Senior 17ers run-ruled in KSU Showcase opener

By Grant Guggisberg

great start for the American Legion Manhattan Manko senior 17ers at the Kansas State Showcase turned ugly Friday afternoon in a 14-4 run-rule loss to the Mac-N-Seitz Royals.

The 17ers took a 3-1 lead after the first inning and led 4-2 in the top of the fourth before finding trouble against the Royals, allowing 12 runs on 12 hits in the next three innings while their bats went cold.

“We came out great offensively, we were doing everything,” Manhattan head coach Steve Disbrow said. “Two-strike hitting, drawing walks, hitting behind guys, stealing a bag, hitting them in. That’s a great way to start. But then that was about as poorly as we can play defensively.

“To start off like that and we walk a few hitters and then all of the sudden balls in the air aren’t being caught, and we’re throwing balls away. All of the sudden they creeped back into the game without having to earn a whole lot. So that was frustrating from that perspective. But we’ll get back after it and see how we can get better.”

Offensively, the 17ers, had just seven hits in the game, three of which came in the three-run first inning, with Ian Hart leading off the game with a single, Jake Olson drawing a walk and AJ Epperson providing a two-RBI single. Luke Stegeman scored Epperson on a sac fly to left.
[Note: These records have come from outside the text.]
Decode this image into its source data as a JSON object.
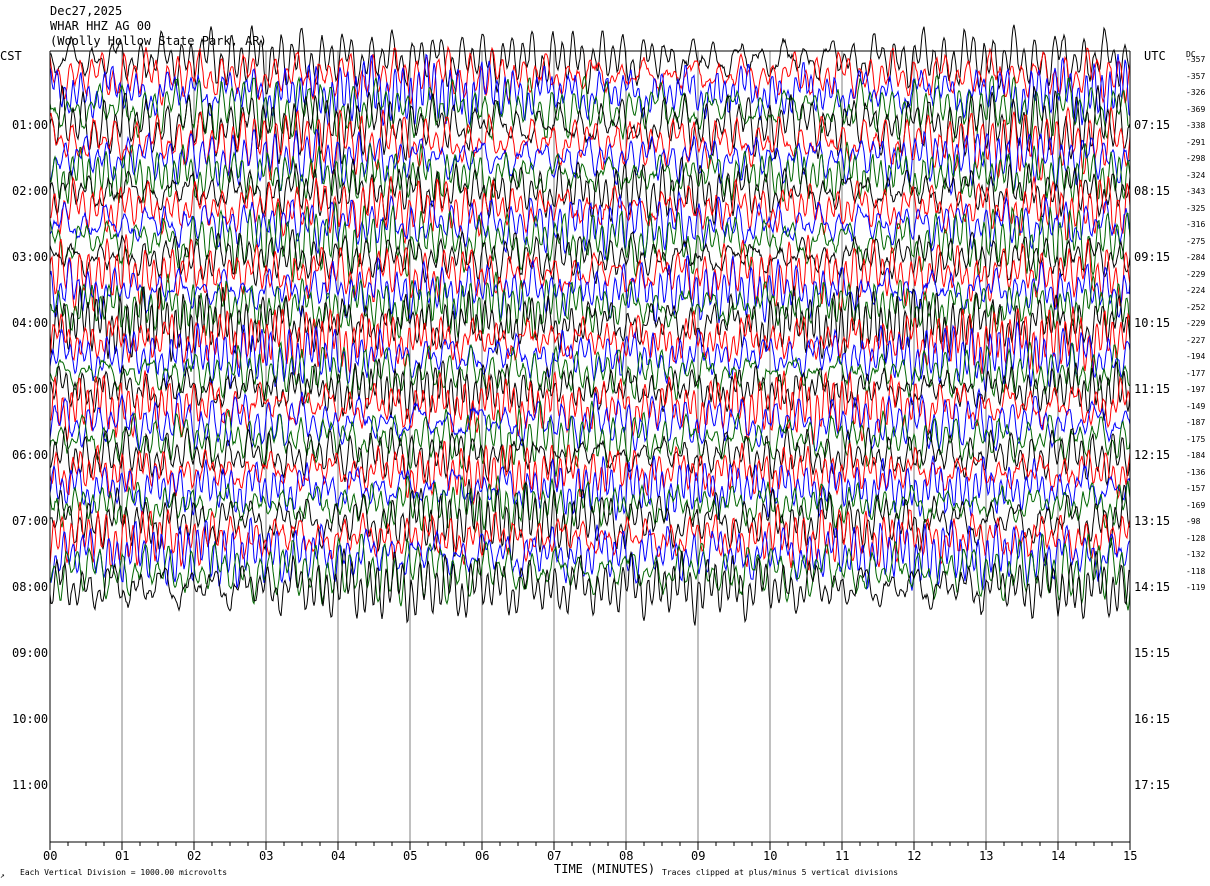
{
  "header": {
    "date": "Dec27,2025",
    "station": "WHAR HHZ AG 00",
    "location": "(Woolly Hollow State Park, AR)"
  },
  "chart_data": {
    "type": "line",
    "title": "",
    "xlabel": "TIME (MINUTES)",
    "x_ticks": [
      "00",
      "01",
      "02",
      "03",
      "04",
      "05",
      "06",
      "07",
      "08",
      "09",
      "10",
      "11",
      "12",
      "13",
      "14",
      "15"
    ],
    "xlim": [
      0,
      15
    ],
    "left_axis_label": "CST",
    "right_axis_label": "UTC",
    "left_hour_labels": [
      "01:00",
      "02:00",
      "03:00",
      "04:00",
      "05:00",
      "06:00",
      "07:00",
      "08:00",
      "09:00",
      "10:00",
      "11:00"
    ],
    "right_hour_labels": [
      "07:15",
      "08:15",
      "09:15",
      "10:15",
      "11:15",
      "12:15",
      "13:15",
      "14:15",
      "15:15",
      "16:15",
      "17:15"
    ],
    "dc_label": "DC",
    "dc_offsets": [
      -357,
      -357,
      -326,
      -369,
      -338,
      -291,
      -298,
      -324,
      -343,
      -325,
      -316,
      -275,
      -284,
      -229,
      -224,
      -252,
      -229,
      -227,
      -194,
      -177,
      -197,
      -149,
      -187,
      -175,
      -184,
      -136,
      -157,
      -169,
      -98,
      -128,
      -132,
      -118,
      -119
    ],
    "trace_colors": [
      "#000000",
      "#ff0000",
      "#0000ff",
      "#006600"
    ],
    "vgrid_color": "#808080",
    "footer_left": "Each Vertical Division = 1000.00 microvolts",
    "footer_right": "Traces clipped at plus/minus 5 vertical divisions"
  }
}
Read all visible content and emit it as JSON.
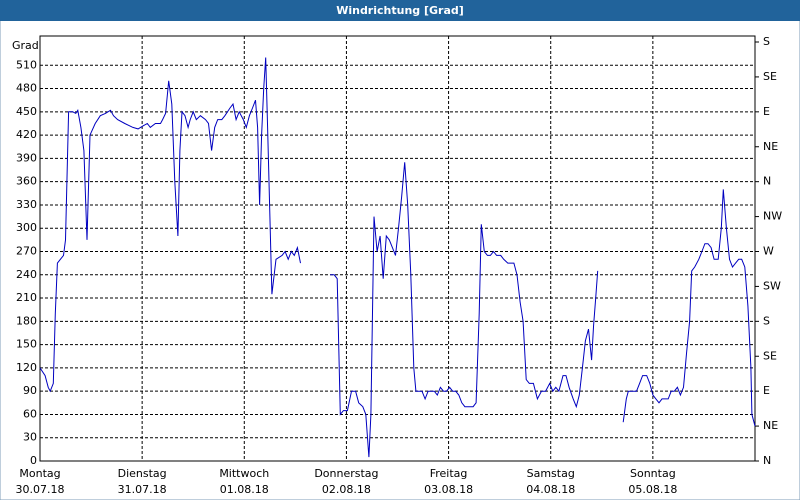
{
  "chart_data": {
    "type": "line",
    "title": "Windrichtung [Grad]",
    "y_label": "Grad",
    "xlim": [
      0,
      7
    ],
    "xticks": [
      {
        "value": 0,
        "label": "Montag",
        "sublabel": "30.07.18"
      },
      {
        "value": 1,
        "label": "Dienstag",
        "sublabel": "31.07.18"
      },
      {
        "value": 2,
        "label": "Mittwoch",
        "sublabel": "01.08.18"
      },
      {
        "value": 3,
        "label": "Donnerstag",
        "sublabel": "02.08.18"
      },
      {
        "value": 4,
        "label": "Freitag",
        "sublabel": "03.08.18"
      },
      {
        "value": 5,
        "label": "Samstag",
        "sublabel": "04.08.18"
      },
      {
        "value": 6,
        "label": "Sonntag",
        "sublabel": "05.08.18"
      }
    ],
    "ylim": [
      0,
      540
    ],
    "yticks": [
      0,
      30,
      60,
      90,
      120,
      150,
      180,
      210,
      240,
      270,
      300,
      330,
      360,
      390,
      420,
      450,
      480,
      510
    ],
    "y2lim": [
      0,
      540
    ],
    "y2ticks": [
      {
        "value": 0,
        "label": "N"
      },
      {
        "value": 45,
        "label": "NE"
      },
      {
        "value": 90,
        "label": "E"
      },
      {
        "value": 135,
        "label": "SE"
      },
      {
        "value": 180,
        "label": "S"
      },
      {
        "value": 225,
        "label": "SW"
      },
      {
        "value": 270,
        "label": "W"
      },
      {
        "value": 315,
        "label": "NW"
      },
      {
        "value": 360,
        "label": "N"
      },
      {
        "value": 405,
        "label": "NE"
      },
      {
        "value": 450,
        "label": "E"
      },
      {
        "value": 495,
        "label": "SE"
      },
      {
        "value": 540,
        "label": "S"
      }
    ],
    "grid": true,
    "series": [
      {
        "color": "#0000c0",
        "x": [
          0,
          0.05,
          0.08,
          0.1,
          0.13,
          0.15,
          0.17,
          0.2,
          0.23,
          0.25,
          0.28,
          0.32,
          0.35,
          0.37,
          0.4,
          0.43,
          0.46,
          0.49,
          0.54,
          0.59,
          0.64,
          0.69,
          0.72,
          0.76,
          0.83,
          0.91,
          0.96,
          1.01,
          1.05,
          1.08,
          1.13,
          1.18,
          1.2,
          1.23,
          1.26,
          1.29,
          1.32,
          1.35,
          1.37,
          1.39,
          1.42,
          1.45,
          1.47,
          1.5,
          1.53,
          1.57,
          1.62,
          1.65,
          1.68,
          1.71,
          1.74,
          1.78,
          1.81,
          1.86,
          1.89,
          1.92,
          1.95,
          1.99,
          2.02,
          2.05,
          2.08,
          2.11,
          2.13,
          2.15,
          2.17,
          2.19,
          2.21,
          2.23,
          2.25,
          2.27,
          2.31,
          2.37,
          2.4,
          2.43,
          2.46,
          2.49,
          2.52,
          2.55,
          2.7,
          2.84,
          2.88,
          2.91,
          2.94,
          2.97,
          3.01,
          3.05,
          3.09,
          3.12,
          3.16,
          3.19,
          3.22,
          3.24,
          3.27,
          3.3,
          3.33,
          3.36,
          3.39,
          3.42,
          3.45,
          3.48,
          3.51,
          3.54,
          3.57,
          3.6,
          3.63,
          3.66,
          3.68,
          3.71,
          3.74,
          3.77,
          3.8,
          3.83,
          3.86,
          3.89,
          3.92,
          3.95,
          3.98,
          4.01,
          4.04,
          4.07,
          4.1,
          4.13,
          4.16,
          4.18,
          4.21,
          4.24,
          4.27,
          4.3,
          4.32,
          4.35,
          4.38,
          4.41,
          4.44,
          4.47,
          4.51,
          4.54,
          4.58,
          4.61,
          4.64,
          4.67,
          4.7,
          4.73,
          4.76,
          4.79,
          4.83,
          4.87,
          4.91,
          4.95,
          4.99,
          5.02,
          5.05,
          5.08,
          5.12,
          5.15,
          5.18,
          5.22,
          5.25,
          5.28,
          5.31,
          5.34,
          5.37,
          5.4,
          5.42,
          5.44,
          5.46,
          5.58,
          5.71,
          5.74,
          5.76,
          5.8,
          5.84,
          5.87,
          5.9,
          5.94,
          5.97,
          6.0,
          6.03,
          6.06,
          6.09,
          6.12,
          6.15,
          6.18,
          6.21,
          6.24,
          6.27,
          6.3,
          6.33,
          6.36,
          6.38,
          6.41,
          6.45,
          6.48,
          6.51,
          6.54,
          6.57,
          6.6,
          6.64,
          6.67,
          6.69,
          6.72,
          6.75,
          6.78,
          6.81,
          6.84,
          6.87,
          6.9,
          6.93,
          6.96,
          6.97,
          7.0
        ],
        "values": [
          120,
          110,
          95,
          90,
          100,
          190,
          255,
          260,
          265,
          285,
          450,
          450,
          448,
          452,
          430,
          400,
          285,
          420,
          435,
          445,
          448,
          452,
          445,
          440,
          435,
          430,
          428,
          432,
          435,
          430,
          435,
          435,
          440,
          448,
          490,
          460,
          360,
          290,
          400,
          450,
          445,
          430,
          440,
          450,
          440,
          445,
          440,
          435,
          400,
          430,
          440,
          440,
          445,
          455,
          460,
          440,
          450,
          440,
          430,
          445,
          455,
          465,
          430,
          330,
          420,
          480,
          520,
          420,
          320,
          215,
          260,
          265,
          270,
          260,
          270,
          265,
          275,
          255,
          null,
          240,
          240,
          235,
          60,
          65,
          65,
          90,
          90,
          75,
          70,
          60,
          5,
          60,
          315,
          270,
          290,
          235,
          290,
          285,
          275,
          265,
          300,
          340,
          385,
          330,
          240,
          120,
          90,
          90,
          90,
          80,
          90,
          90,
          90,
          85,
          95,
          90,
          90,
          95,
          90,
          90,
          85,
          75,
          70,
          70,
          70,
          70,
          75,
          190,
          305,
          270,
          265,
          265,
          270,
          265,
          265,
          260,
          255,
          255,
          255,
          240,
          205,
          180,
          105,
          100,
          100,
          80,
          90,
          90,
          100,
          90,
          95,
          90,
          110,
          110,
          95,
          80,
          70,
          85,
          120,
          155,
          170,
          130,
          175,
          210,
          245,
          null,
          50,
          80,
          90,
          90,
          90,
          100,
          110,
          110,
          100,
          85,
          80,
          75,
          80,
          80,
          80,
          90,
          90,
          95,
          85,
          95,
          140,
          180,
          245,
          250,
          260,
          270,
          280,
          280,
          275,
          260,
          260,
          300,
          350,
          300,
          260,
          250,
          255,
          260,
          260,
          250,
          200,
          120,
          60,
          45
        ]
      }
    ]
  }
}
From there, the bats went cold for Manhattan, which scored a single run in the fourth inning with Stegeman hitting a single and eventually getting to third, where he was caught in a pick-off attempt but scored when the third baseman hit him in the back with the throw to the plate.

Defensively, Manhattan was plagued by five errors in the game, which made the work of pitchers Jeremy Broadwater, Epperson and Eric Prockish that much tougher.

Broadwater got the start and held the lead for three innings before giving way to Epperson in the bottom of the fourth after allowing a single and a walk to start the inning.

Epperson, who hadn’t pitched in more than two years, held his own, but was slowed down by the 17ers defense, which missed a fly ball in left field to score an inherited runner, with a passed ball scoring the other. He allowed an RBI single, a walk and hit a batter before Disbrow called upon Prockish, who got a fly out to right to end the inning, trailing the Royals 5-4.

“AJ did fine, and we know we have to develop some pitching depth,” Disbrow said. “It hurts not having two arms this weekend — Garrett (Francis) and Grant (Munsen) are both significant relief guys for us. But I have a lot of confidence in AJ. He’s been throwing great bullpens and I thought he threw well today.

“He just had a couple of breaks behind him that didn’t go our way. He deserved a little better than the result that he got, but he’ll be fine. He’ll get back out there and I’m sure he’ll be good.”

After going 1-2-3 in the top of the fifth, the 17ers once again struggled to make outs while the Royals picked up where they left off, batting around in the frame and scoring five runs on six hits with the aid of an error and a walk.

After another quick 1-2-3 inning in the top of the sixth, the Royals continued to hit Prockish hard, scoring four runs on four hits, with a passed ball putting two runners in scoring position for Dylan Richardson, who smacked a single to left-center to end the game.

“They had a lot of balls that just fell in front of our guys,” Disbrow said. “Eric’s finding the zone, and it would be nice to get a few swings and misses there, but he was challenging guys and attacking. He just had a few fall in, which was unfortunate. But we didn’t help him out. We left some outs on the field by not making some plays behind him.”

While Francis serves as a top reliever for the 17ers, he also starts at shortstop, which was instead manned by Hart, the regular second baseman. The switch put Darien Stokes, whose natural position is outfield, in at second, with Isaac Leon manning third.

While the infield had its struggles turning double plays and making quality throws, Disbrow said that’s no excuse for a team-wide struggle to catch fly balls.

“All of our mistakes were on balls in the air,” he said. “To me, it doesn’t matter who you are out there, everybody can catch a ball in the air. So that was disappointing to see, but then, we usually catch balls in the air. We just stubbed our toe a little bit.

“Not having your shortstop hurts, but I have a lot of confidence in Ian. He hasn’t played a lot there, but he’s a solid infielder and he’s a really smart player and he’ll be good for us. He did a nice job for us there today.”